7. FIRED UP JIMMY CLAUSEN!

I love Bears fans who actually want Clausen to start next season just because he was fired up and ready to fight the entire Detroit defense. Showing emotion doesn’t make you a good quarterback. 

8. Primetime Bengals

I’m not sure if Cold Weather Manning lost or the Primetime Bengals won, but I’ll show the Bengals some love just so Steve Cook doesn’t think I’m bias against his team. 

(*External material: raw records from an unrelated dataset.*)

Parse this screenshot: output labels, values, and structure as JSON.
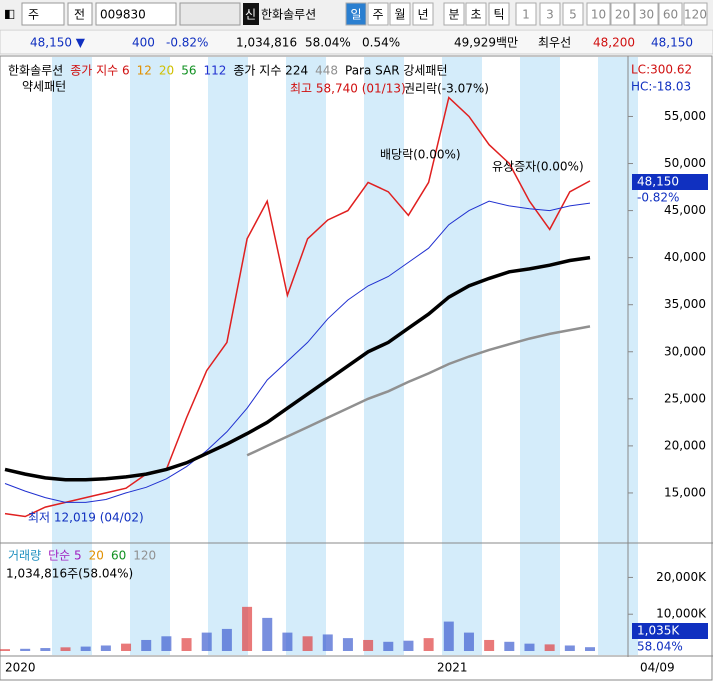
{
  "toolbar": {
    "market": "주",
    "prev": "전",
    "code": "009830",
    "credit": "신",
    "name": "한화솔루션",
    "periods": [
      "일",
      "주",
      "월",
      "년",
      "분",
      "초",
      "틱",
      "1",
      "3",
      "5",
      "10",
      "20",
      "30",
      "60",
      "120"
    ]
  },
  "quote": {
    "price": "48,150 ▼",
    "change": "400",
    "rate": "-0.82%",
    "volume": "1,034,816",
    "volume_rate": "58.04%",
    "turnover": "0.54%",
    "amount": "49,929백만",
    "best_label": "최우선",
    "ask": "48,200",
    "bid": "48,150"
  },
  "price_pane": {
    "legend": [
      "한화솔루션",
      "종가 지수 6",
      "12",
      "20",
      "56",
      "112",
      "종가 지수 224",
      "448",
      "Para SAR 강세패턴"
    ],
    "legend2": "약세패턴",
    "lc": "LC:300.62",
    "hc": "HC:-18.03",
    "high_label": "최고 58,740 (01/13)",
    "low_label": "최저 12,019 (04/02)",
    "events": [
      "권리락(-3.07%)",
      "배당락(0.00%)",
      "유상증자(0.00%)"
    ],
    "ylim": [
      10000,
      61000
    ],
    "yticks": [
      {
        "value": 15000,
        "label": "15,000"
      },
      {
        "value": 20000,
        "label": "20,000"
      },
      {
        "value": 25000,
        "label": "25,000"
      },
      {
        "value": 30000,
        "label": "30,000"
      },
      {
        "value": 35000,
        "label": "35,000"
      },
      {
        "value": 40000,
        "label": "40,000"
      },
      {
        "value": 45000,
        "label": "45,000"
      },
      {
        "value": 50000,
        "label": "50,000"
      },
      {
        "value": 55000,
        "label": "55,000"
      }
    ],
    "last_price": "48,150",
    "last_rate": "-0.82%",
    "series": [
      {
        "name": "close",
        "color": "#e02020",
        "width": 1.5,
        "values": [
          12800,
          12500,
          13500,
          14000,
          14500,
          15000,
          15500,
          17000,
          17500,
          23000,
          28000,
          31000,
          42000,
          46000,
          36000,
          42000,
          44000,
          45000,
          48000,
          47000,
          44500,
          48000,
          57000,
          55000,
          52000,
          50000,
          46000,
          43000,
          47000,
          48150
        ]
      },
      {
        "name": "ma112",
        "color": "#2030d0",
        "width": 1,
        "values": [
          16000,
          15200,
          14500,
          14000,
          14000,
          14300,
          15000,
          15600,
          16500,
          17800,
          19500,
          21500,
          24000,
          27000,
          29000,
          31000,
          33500,
          35500,
          37000,
          38000,
          39500,
          41000,
          43500,
          45000,
          46000,
          45500,
          45200,
          45000,
          45500,
          45800
        ]
      },
      {
        "name": "ma224",
        "color": "#000000",
        "width": 3.5,
        "values": [
          17500,
          17000,
          16600,
          16400,
          16400,
          16500,
          16700,
          17000,
          17500,
          18200,
          19200,
          20200,
          21300,
          22500,
          24000,
          25500,
          27000,
          28500,
          30000,
          31000,
          32500,
          34000,
          35800,
          37000,
          37800,
          38500,
          38800,
          39200,
          39700,
          40000
        ]
      },
      {
        "name": "ma448",
        "color": "#909090",
        "width": 2.5,
        "values": [
          null,
          null,
          null,
          null,
          null,
          null,
          null,
          null,
          null,
          null,
          null,
          null,
          19000,
          20000,
          21000,
          22000,
          23000,
          24000,
          25000,
          25800,
          26800,
          27700,
          28700,
          29500,
          30200,
          30800,
          31400,
          31900,
          32300,
          32700
        ]
      }
    ]
  },
  "volume_pane": {
    "legend": [
      "거래량",
      "단순 5",
      "20",
      "60",
      "120"
    ],
    "info": "1,034,816주(58.04%)",
    "ylim": [
      0,
      28000
    ],
    "yticks": [
      {
        "value": 10000,
        "label": "10,000K"
      },
      {
        "value": 20000,
        "label": "20,000K"
      }
    ],
    "last_volume": "1,035K",
    "last_rate": "58.04%",
    "values": [
      500,
      600,
      800,
      1000,
      1200,
      1500,
      2000,
      3000,
      4000,
      3500,
      5000,
      6000,
      12000,
      9000,
      5000,
      4000,
      4500,
      3500,
      3000,
      2500,
      2800,
      3500,
      8000,
      5000,
      3000,
      2500,
      2000,
      1800,
      1500,
      1035
    ]
  },
  "dates": [
    "2020",
    "2021",
    "04/09"
  ]
}
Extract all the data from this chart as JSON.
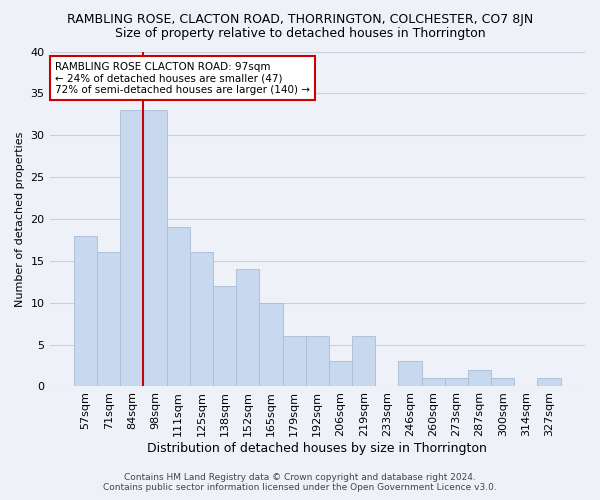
{
  "title": "RAMBLING ROSE, CLACTON ROAD, THORRINGTON, COLCHESTER, CO7 8JN",
  "subtitle": "Size of property relative to detached houses in Thorrington",
  "xlabel": "Distribution of detached houses by size in Thorrington",
  "ylabel": "Number of detached properties",
  "categories": [
    "57sqm",
    "71sqm",
    "84sqm",
    "98sqm",
    "111sqm",
    "125sqm",
    "138sqm",
    "152sqm",
    "165sqm",
    "179sqm",
    "192sqm",
    "206sqm",
    "219sqm",
    "233sqm",
    "246sqm",
    "260sqm",
    "273sqm",
    "287sqm",
    "300sqm",
    "314sqm",
    "327sqm"
  ],
  "values": [
    18,
    16,
    33,
    33,
    19,
    16,
    12,
    14,
    10,
    6,
    6,
    3,
    6,
    0,
    3,
    1,
    1,
    2,
    1,
    0,
    1
  ],
  "bar_color": "#c8d8ee",
  "bar_edge_color": "#aabdd6",
  "vline_color": "#cc0000",
  "vline_x_index": 3,
  "annotation_line1": "RAMBLING ROSE CLACTON ROAD: 97sqm",
  "annotation_line2": "← 24% of detached houses are smaller (47)",
  "annotation_line3": "72% of semi-detached houses are larger (140) →",
  "annotation_box_color": "#ffffff",
  "annotation_box_edge": "#cc0000",
  "ylim": [
    0,
    40
  ],
  "yticks": [
    0,
    5,
    10,
    15,
    20,
    25,
    30,
    35,
    40
  ],
  "title_fontsize": 9,
  "subtitle_fontsize": 9,
  "xlabel_fontsize": 9,
  "ylabel_fontsize": 8,
  "tick_fontsize": 8,
  "annot_fontsize": 7.5,
  "footer_line1": "Contains HM Land Registry data © Crown copyright and database right 2024.",
  "footer_line2": "Contains public sector information licensed under the Open Government Licence v3.0.",
  "background_color": "#eef2f8",
  "grid_color": "#c8d0dc"
}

9. People Who Watched Thursday Night Football

God bless you. You’re a better man than I. In fact, I didn’t even know there was a Thursday night game this past week. 

10. The INT Battle

With one week left and it looks like Jay Cutler won’t be able to sit on his lead. Can Blake Bortles regain the title he’s held all year? TUNE IN SUNDAY (or whatever day the Bears and Jags play) TO FIND OUT!

NFL MVP


20. The Real MVP

We have one week left in the regular season and I have no clue who the MVP is. Aaron Rodgers is probably the front runner, but he hasn’t run away with it as Tom Brady, DeMarco Murray and Tony Romo are all in the mix and you can’t count out J.J. Watt if the Texans make the playoffs. 

32. Geno Smith

Once again, Geno wasn’t all that bad. But he’s still Geno Smith and he’s playing in meaningless games. No one shines brighter when the lights are off than Geno Smith. 

52. Cardinals QB Situation

The Cardinals could’ve been a legit threat in the playoffs with their defense, but with a fourth string rookie quarterback, I don’t like their chances. 

88. Wealthy Jerry Jones

This guy should be backing the dump truck up to the door of Dez Bryant. Get out of here with this “franchise tag” talk. 

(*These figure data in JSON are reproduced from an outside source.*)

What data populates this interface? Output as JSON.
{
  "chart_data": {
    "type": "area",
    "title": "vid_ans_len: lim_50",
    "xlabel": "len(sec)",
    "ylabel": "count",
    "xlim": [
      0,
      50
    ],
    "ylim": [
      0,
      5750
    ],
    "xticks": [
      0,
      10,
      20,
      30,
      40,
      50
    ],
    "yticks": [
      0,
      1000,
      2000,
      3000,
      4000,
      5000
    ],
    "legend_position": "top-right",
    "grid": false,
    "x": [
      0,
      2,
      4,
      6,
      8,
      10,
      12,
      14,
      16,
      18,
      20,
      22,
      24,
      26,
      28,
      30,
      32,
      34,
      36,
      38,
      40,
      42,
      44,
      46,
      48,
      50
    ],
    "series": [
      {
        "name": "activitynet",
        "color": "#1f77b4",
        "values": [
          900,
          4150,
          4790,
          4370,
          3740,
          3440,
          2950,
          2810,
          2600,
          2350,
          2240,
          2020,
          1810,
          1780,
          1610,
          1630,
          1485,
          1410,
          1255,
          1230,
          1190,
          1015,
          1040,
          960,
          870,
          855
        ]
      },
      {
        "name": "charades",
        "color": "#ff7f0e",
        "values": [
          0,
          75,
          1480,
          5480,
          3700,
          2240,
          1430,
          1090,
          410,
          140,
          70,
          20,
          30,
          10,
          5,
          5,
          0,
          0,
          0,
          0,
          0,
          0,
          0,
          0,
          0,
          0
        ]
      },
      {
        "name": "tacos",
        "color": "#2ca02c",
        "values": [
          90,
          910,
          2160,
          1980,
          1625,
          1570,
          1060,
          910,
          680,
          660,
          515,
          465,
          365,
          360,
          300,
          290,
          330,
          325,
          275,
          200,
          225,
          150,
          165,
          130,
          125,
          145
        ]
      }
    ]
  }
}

183. Cold Weather Peyton Manning

I can’t wait to bet against Manning and John Fox in the playoffs. 

500. Buffalo Bills Rushing Attack

13 carries for 13 yards. If only they ran the ball 100 times. 

1000. New Orleans Saints

What the hell happened to this team? I thought they had the NFC South locked down after beating the Packers and Panthers, but then they lost three straight games before winning at Pittsburgh. They still controlled the NFC South, because the division is that bad, but got drubbed by the Panthers. However, they still controlled the division (did I mention that it’s really bad?) before losing to the Falcons this past week and being officially eliminated from winning the division. This team used to be unbeatable at home but they went 3-5 this year in the Superdome. Maybe they would’ve been better off playing in the Silverdome.